There is also no proper failure management. I've not decided what level of consistency failure recovery this should be built for, as we the more interesting usecases essentially do CDC from the order books. Proper recovery when there is an outage in the stream requires a new snapshot to acquired after the stream as been restarted. This is not an issue for the level2 channel as it always starts with such a message, however for full this is neccessary.

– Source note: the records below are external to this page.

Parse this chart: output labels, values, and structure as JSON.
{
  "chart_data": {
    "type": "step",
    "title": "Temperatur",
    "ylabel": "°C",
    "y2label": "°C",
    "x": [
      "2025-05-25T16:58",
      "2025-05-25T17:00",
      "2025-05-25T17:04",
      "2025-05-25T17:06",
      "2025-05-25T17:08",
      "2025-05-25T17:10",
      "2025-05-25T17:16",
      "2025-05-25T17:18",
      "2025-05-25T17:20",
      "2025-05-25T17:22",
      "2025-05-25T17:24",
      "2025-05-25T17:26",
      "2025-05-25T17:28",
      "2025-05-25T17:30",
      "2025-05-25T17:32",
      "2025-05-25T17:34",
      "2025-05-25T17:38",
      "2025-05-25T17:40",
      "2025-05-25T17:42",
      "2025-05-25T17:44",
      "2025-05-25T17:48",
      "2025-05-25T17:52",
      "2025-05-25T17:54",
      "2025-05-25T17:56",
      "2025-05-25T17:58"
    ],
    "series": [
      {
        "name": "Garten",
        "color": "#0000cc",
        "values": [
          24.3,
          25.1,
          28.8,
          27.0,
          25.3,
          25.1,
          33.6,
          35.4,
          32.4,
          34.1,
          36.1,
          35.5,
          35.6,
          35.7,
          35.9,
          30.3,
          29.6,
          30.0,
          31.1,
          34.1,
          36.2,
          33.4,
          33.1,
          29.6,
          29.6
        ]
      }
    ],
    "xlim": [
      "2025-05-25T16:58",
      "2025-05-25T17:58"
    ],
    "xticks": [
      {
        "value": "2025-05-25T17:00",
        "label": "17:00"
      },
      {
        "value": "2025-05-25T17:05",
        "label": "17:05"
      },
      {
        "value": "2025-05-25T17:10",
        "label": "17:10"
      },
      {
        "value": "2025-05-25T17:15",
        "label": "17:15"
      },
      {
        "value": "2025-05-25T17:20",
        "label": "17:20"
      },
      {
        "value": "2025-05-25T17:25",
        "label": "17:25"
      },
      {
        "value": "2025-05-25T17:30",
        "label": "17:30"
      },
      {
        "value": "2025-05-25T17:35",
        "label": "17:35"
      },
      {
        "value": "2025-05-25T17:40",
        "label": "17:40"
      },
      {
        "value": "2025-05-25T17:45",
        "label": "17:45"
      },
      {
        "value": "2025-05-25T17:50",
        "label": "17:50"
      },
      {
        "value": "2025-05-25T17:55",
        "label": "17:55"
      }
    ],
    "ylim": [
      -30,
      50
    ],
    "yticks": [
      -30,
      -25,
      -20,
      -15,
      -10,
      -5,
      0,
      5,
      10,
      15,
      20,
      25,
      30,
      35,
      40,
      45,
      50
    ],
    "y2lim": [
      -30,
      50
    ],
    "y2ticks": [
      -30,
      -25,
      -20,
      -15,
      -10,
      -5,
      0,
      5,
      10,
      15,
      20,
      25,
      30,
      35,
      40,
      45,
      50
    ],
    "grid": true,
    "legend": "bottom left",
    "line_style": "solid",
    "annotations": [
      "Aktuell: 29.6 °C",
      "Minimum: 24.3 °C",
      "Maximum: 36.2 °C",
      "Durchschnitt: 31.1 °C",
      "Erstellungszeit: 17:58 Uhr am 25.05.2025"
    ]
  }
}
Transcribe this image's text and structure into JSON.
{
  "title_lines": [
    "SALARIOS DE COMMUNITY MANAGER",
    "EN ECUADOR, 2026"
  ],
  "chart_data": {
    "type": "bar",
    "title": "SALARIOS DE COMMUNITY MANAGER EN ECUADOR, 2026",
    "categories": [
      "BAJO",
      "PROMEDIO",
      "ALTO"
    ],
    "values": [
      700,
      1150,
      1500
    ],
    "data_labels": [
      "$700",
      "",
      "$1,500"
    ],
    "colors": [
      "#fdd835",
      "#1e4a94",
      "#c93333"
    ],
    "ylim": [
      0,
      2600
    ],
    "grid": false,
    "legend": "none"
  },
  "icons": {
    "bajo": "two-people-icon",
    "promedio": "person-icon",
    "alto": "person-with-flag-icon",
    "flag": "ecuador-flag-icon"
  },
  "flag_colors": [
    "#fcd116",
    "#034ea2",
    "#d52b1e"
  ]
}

For kafka outages I need to read more about the asynchronous producer mode that is used, it seems it has some built in buffer limitations and could actually transparently solve the reconnection at the cheapest possible cost of increased delivery latency.

Running - Docker

The following compose file works decently, it is not considered supported or endorsed. If you have a need to run this service you probably know what to do.

version: '2.1'
services:

  zookeeper:
    image: confluentinc/cp-zookeeper
    hostname: zookeeper
    ports:
      - '32181:32181'
    environment:
      ZOOKEEPER_CLIENT_PORT: 32181
      ZOOKEEPER_TICK_TIME: 2000

  kafka:
    image: confluentinc/cp-kafka
    hostname: kafka
    ports:
      - '9092:9092'
      - '29092:29092'
    depends_on:
      - zookeeper
    environment:
      KAFKA_BROKER_ID: 1
      KAFKA_ZOOKEEPER_CONNECT: zookeeper:32181
      KAFKA_LISTENER_SECURITY_PROTOCOL_MAP: PLAINTEXT:PLAINTEXT,PLAINTEXT_HOST:PLAINTEXT
      KAFKA_INTER_BROKER_LISTENER_NAME: PLAINTEXT
      KAFKA_ADVERTISED_LISTENERS: PLAINTEXT://kafka:29092,PLAINTEXT_HOST://localhost:9092

  gdax_source:
    build: .
    depend_on:
      - kafka
    environment:
      GDAX_KAFKA_SERVERS: kafka:29092
      GDAX_KAFKA_TOPIC: gdax
      GDAX_PRODUCTS: "BTC-USD, ETH-USD, BTC-EUR, ETH-EUR"
      GDAX_CHANNELS: ticker

Running - Jar

There is a gradle task to build a fat jar. Not sure if this a great idea.

Conclusion

Not done with this, I'll probably end up running one for all tickers permanently for data capture and the level2 or full for capturing data for interesting periods.

The performance is excellent compared to the old python implementation, on my laptop it never saturates a core for any reasonable usecase. Capturing ETH-USD and BTC-USD in the full channel ends up at 5%~ average load.